Assim, sendo válido um acordo, algumas garantias processuais são objeto de renúncia voluntária. Note! Mesmo sem acordo algum, um réu pode renunciar unilateralmente ao exercício de garantias processuais. Pode deixar de arrolar testemunhas, se quiser; pode confessar o crime, se lhe parecer conveniente; pode deixar de recorrer de uma decisão condenatória, se entender adequado. Não deve causar espanto, portanto, a possibilidade de negociar waivers similares num contexto consensual de justiça penal pactuada, que aproveitará o réu e lhe trará benefícios legais, às vezes até mesmo o perdão judicial ou a imunidade processual.
Note-se ainda que, a qualquer tempo, o colaborador pode romper a avença (mesmo quando legitimamente negociada) e exercer dali em diante todos os seus direitos processuais, inclusive a garantia nemo tenetur se detegere. O direito de retratar-se está previsto no §10 do artigo 4º da Lei, e pode ser exercido sem qualquer prejuízo ao estado de inocência do colaborador porque as provas autoincriminatórias por ele até então produzidas não poderão ser usadas contra ele pelo Ministério Público, embora sejam válidas em relação aos coimputados.
Perceba-se ainda que há outra categoria de direitos e garantias processuais que são irrenunciáveis. Entre elas estão os direitos à vida e a integridade física (ninguém pode concordar em ser executado ou submetido a tortura em função de uma investigação criminal); o direito à assistência de advogado (ainda que o réu não queria, não se fará julgamento algum sem defesa técnica); e o direito ao duplo grau de jurisdição e ao contraditório, especialmente quando se verifique o descumprimento do próprio acordo por parte do Estado.
Por fim, não custa repetir. A delação premiada – na sua forma clássica – e a colaboração premiada são instrumentos de defesa. O advogado ou defensor pode escolher esse caminho para isentar seu constituinte de pena (perdão judicial), reduzi-la (causa de diminuição) ou evitar o próprio processo penal (acordos de imunidade e de sobrestamento da persecução).

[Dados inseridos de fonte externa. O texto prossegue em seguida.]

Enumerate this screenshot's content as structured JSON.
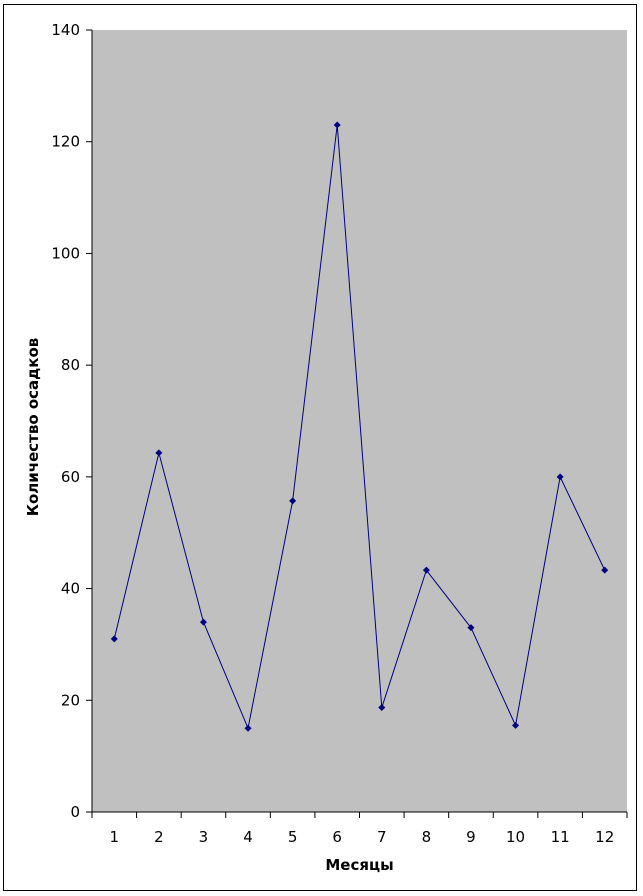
{
  "chart_data": {
    "type": "line",
    "title": "",
    "xlabel": "Месяцы",
    "ylabel": "Количество осадков",
    "categories": [
      "1",
      "2",
      "3",
      "4",
      "5",
      "6",
      "7",
      "8",
      "9",
      "10",
      "11",
      "12"
    ],
    "series": [
      {
        "values": [
          31,
          64.3,
          34,
          15,
          55.7,
          123,
          18.7,
          43.3,
          33,
          15.5,
          60,
          43.3
        ]
      }
    ],
    "ylim": [
      0,
      140
    ],
    "yticks": [
      "0",
      "20",
      "40",
      "60",
      "80",
      "100",
      "120",
      "140"
    ],
    "grid": false,
    "legend": "none",
    "colors": {
      "plot_background": "#c0c0c0",
      "line": "#000080",
      "marker": "#000080"
    }
  }
}
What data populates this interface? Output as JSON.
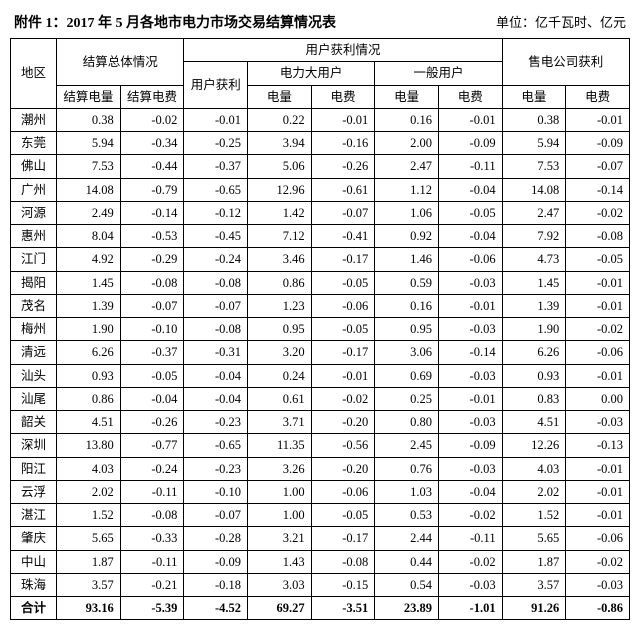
{
  "title": "附件 1：2017 年 5 月各地市电力市场交易结算情况表",
  "unit": "单位：亿千瓦时、亿元",
  "headers": {
    "region": "地区",
    "settle_group": "结算总体情况",
    "settle_q": "结算电量",
    "settle_fee": "结算电费",
    "user_group": "用户获利情况",
    "user_profit": "用户获利",
    "big_user": "电力大用户",
    "normal_user": "一般用户",
    "q": "电量",
    "fee": "电费",
    "sales_group": "售电公司获利"
  },
  "rows": [
    {
      "region": "潮州",
      "sq": "0.38",
      "sf": "-0.02",
      "up": "-0.01",
      "bq": "0.22",
      "bf": "-0.01",
      "nq": "0.16",
      "nf": "-0.01",
      "cq": "0.38",
      "cf": "-0.01"
    },
    {
      "region": "东莞",
      "sq": "5.94",
      "sf": "-0.34",
      "up": "-0.25",
      "bq": "3.94",
      "bf": "-0.16",
      "nq": "2.00",
      "nf": "-0.09",
      "cq": "5.94",
      "cf": "-0.09"
    },
    {
      "region": "佛山",
      "sq": "7.53",
      "sf": "-0.44",
      "up": "-0.37",
      "bq": "5.06",
      "bf": "-0.26",
      "nq": "2.47",
      "nf": "-0.11",
      "cq": "7.53",
      "cf": "-0.07"
    },
    {
      "region": "广州",
      "sq": "14.08",
      "sf": "-0.79",
      "up": "-0.65",
      "bq": "12.96",
      "bf": "-0.61",
      "nq": "1.12",
      "nf": "-0.04",
      "cq": "14.08",
      "cf": "-0.14"
    },
    {
      "region": "河源",
      "sq": "2.49",
      "sf": "-0.14",
      "up": "-0.12",
      "bq": "1.42",
      "bf": "-0.07",
      "nq": "1.06",
      "nf": "-0.05",
      "cq": "2.47",
      "cf": "-0.02"
    },
    {
      "region": "惠州",
      "sq": "8.04",
      "sf": "-0.53",
      "up": "-0.45",
      "bq": "7.12",
      "bf": "-0.41",
      "nq": "0.92",
      "nf": "-0.04",
      "cq": "7.92",
      "cf": "-0.08"
    },
    {
      "region": "江门",
      "sq": "4.92",
      "sf": "-0.29",
      "up": "-0.24",
      "bq": "3.46",
      "bf": "-0.17",
      "nq": "1.46",
      "nf": "-0.06",
      "cq": "4.73",
      "cf": "-0.05"
    },
    {
      "region": "揭阳",
      "sq": "1.45",
      "sf": "-0.08",
      "up": "-0.08",
      "bq": "0.86",
      "bf": "-0.05",
      "nq": "0.59",
      "nf": "-0.03",
      "cq": "1.45",
      "cf": "-0.01"
    },
    {
      "region": "茂名",
      "sq": "1.39",
      "sf": "-0.07",
      "up": "-0.07",
      "bq": "1.23",
      "bf": "-0.06",
      "nq": "0.16",
      "nf": "-0.01",
      "cq": "1.39",
      "cf": "-0.01"
    },
    {
      "region": "梅州",
      "sq": "1.90",
      "sf": "-0.10",
      "up": "-0.08",
      "bq": "0.95",
      "bf": "-0.05",
      "nq": "0.95",
      "nf": "-0.03",
      "cq": "1.90",
      "cf": "-0.02"
    },
    {
      "region": "清远",
      "sq": "6.26",
      "sf": "-0.37",
      "up": "-0.31",
      "bq": "3.20",
      "bf": "-0.17",
      "nq": "3.06",
      "nf": "-0.14",
      "cq": "6.26",
      "cf": "-0.06"
    },
    {
      "region": "汕头",
      "sq": "0.93",
      "sf": "-0.05",
      "up": "-0.04",
      "bq": "0.24",
      "bf": "-0.01",
      "nq": "0.69",
      "nf": "-0.03",
      "cq": "0.93",
      "cf": "-0.01"
    },
    {
      "region": "汕尾",
      "sq": "0.86",
      "sf": "-0.04",
      "up": "-0.04",
      "bq": "0.61",
      "bf": "-0.02",
      "nq": "0.25",
      "nf": "-0.01",
      "cq": "0.83",
      "cf": "0.00"
    },
    {
      "region": "韶关",
      "sq": "4.51",
      "sf": "-0.26",
      "up": "-0.23",
      "bq": "3.71",
      "bf": "-0.20",
      "nq": "0.80",
      "nf": "-0.03",
      "cq": "4.51",
      "cf": "-0.03"
    },
    {
      "region": "深圳",
      "sq": "13.80",
      "sf": "-0.77",
      "up": "-0.65",
      "bq": "11.35",
      "bf": "-0.56",
      "nq": "2.45",
      "nf": "-0.09",
      "cq": "12.26",
      "cf": "-0.13"
    },
    {
      "region": "阳江",
      "sq": "4.03",
      "sf": "-0.24",
      "up": "-0.23",
      "bq": "3.26",
      "bf": "-0.20",
      "nq": "0.76",
      "nf": "-0.03",
      "cq": "4.03",
      "cf": "-0.01"
    },
    {
      "region": "云浮",
      "sq": "2.02",
      "sf": "-0.11",
      "up": "-0.10",
      "bq": "1.00",
      "bf": "-0.06",
      "nq": "1.03",
      "nf": "-0.04",
      "cq": "2.02",
      "cf": "-0.01"
    },
    {
      "region": "湛江",
      "sq": "1.52",
      "sf": "-0.08",
      "up": "-0.07",
      "bq": "1.00",
      "bf": "-0.05",
      "nq": "0.53",
      "nf": "-0.02",
      "cq": "1.52",
      "cf": "-0.01"
    },
    {
      "region": "肇庆",
      "sq": "5.65",
      "sf": "-0.33",
      "up": "-0.28",
      "bq": "3.21",
      "bf": "-0.17",
      "nq": "2.44",
      "nf": "-0.11",
      "cq": "5.65",
      "cf": "-0.06"
    },
    {
      "region": "中山",
      "sq": "1.87",
      "sf": "-0.11",
      "up": "-0.09",
      "bq": "1.43",
      "bf": "-0.08",
      "nq": "0.44",
      "nf": "-0.02",
      "cq": "1.87",
      "cf": "-0.02"
    },
    {
      "region": "珠海",
      "sq": "3.57",
      "sf": "-0.21",
      "up": "-0.18",
      "bq": "3.03",
      "bf": "-0.15",
      "nq": "0.54",
      "nf": "-0.03",
      "cq": "3.57",
      "cf": "-0.03"
    }
  ],
  "total": {
    "region": "合计",
    "sq": "93.16",
    "sf": "-5.39",
    "up": "-4.52",
    "bq": "69.27",
    "bf": "-3.51",
    "nq": "23.89",
    "nf": "-1.01",
    "cq": "91.26",
    "cf": "-0.86"
  }
}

Esta característica de mecanismo de ampliação das perspectivas exoneratórias da defesa não passou despercebida pelos tribunais. A confissão ampla e qualificada serve ao réu como unguento ou bálsamo processual, desde que sua cooperação seja ratificada na fase judicial e corroborada por outros meios de prova. Contudo, se o colaborador se retrata em juízo, não tem direito a benefício algum, pois:
“Não obstante tenha havido inicial colaboração perante a autoridade policial, as informações prestadas pelo paciente perdem relevância, na medida em que não contribuíram, de fato, para a responsabilização dos agentes criminosos. O magistrado singular não pode sequer delas se utilizar para fundamentar a condenação, uma vez que o paciente se retratou em juízo. Sua pretensa colaboração, afinal, não logrou alcançar a utilidade que se pretende com o instituto da delação premiada, a ponto de justificar a incidência da causa de diminuição de pena”. (STJ, 5ª Turma, HC 120.454, rel. Laurita Vaz, j. em 23/fev/2010).
O arrependimento daquele que antes havia se arrependido (pentito) não gera efeitos jurídicos em seu favor. Se houvesse mantido a colaboração em juízo, teria obtido a redução de pena pretendida ou haveria alcançado o perdão judicial, conforme o caso. A colaboração premiada é o produto processual de uma negociação “ganha/ganha” (G/G). Ganha a sociedade com a elucidação de crimes; ganha o colaborador com a redução ou a isenção de sua pena.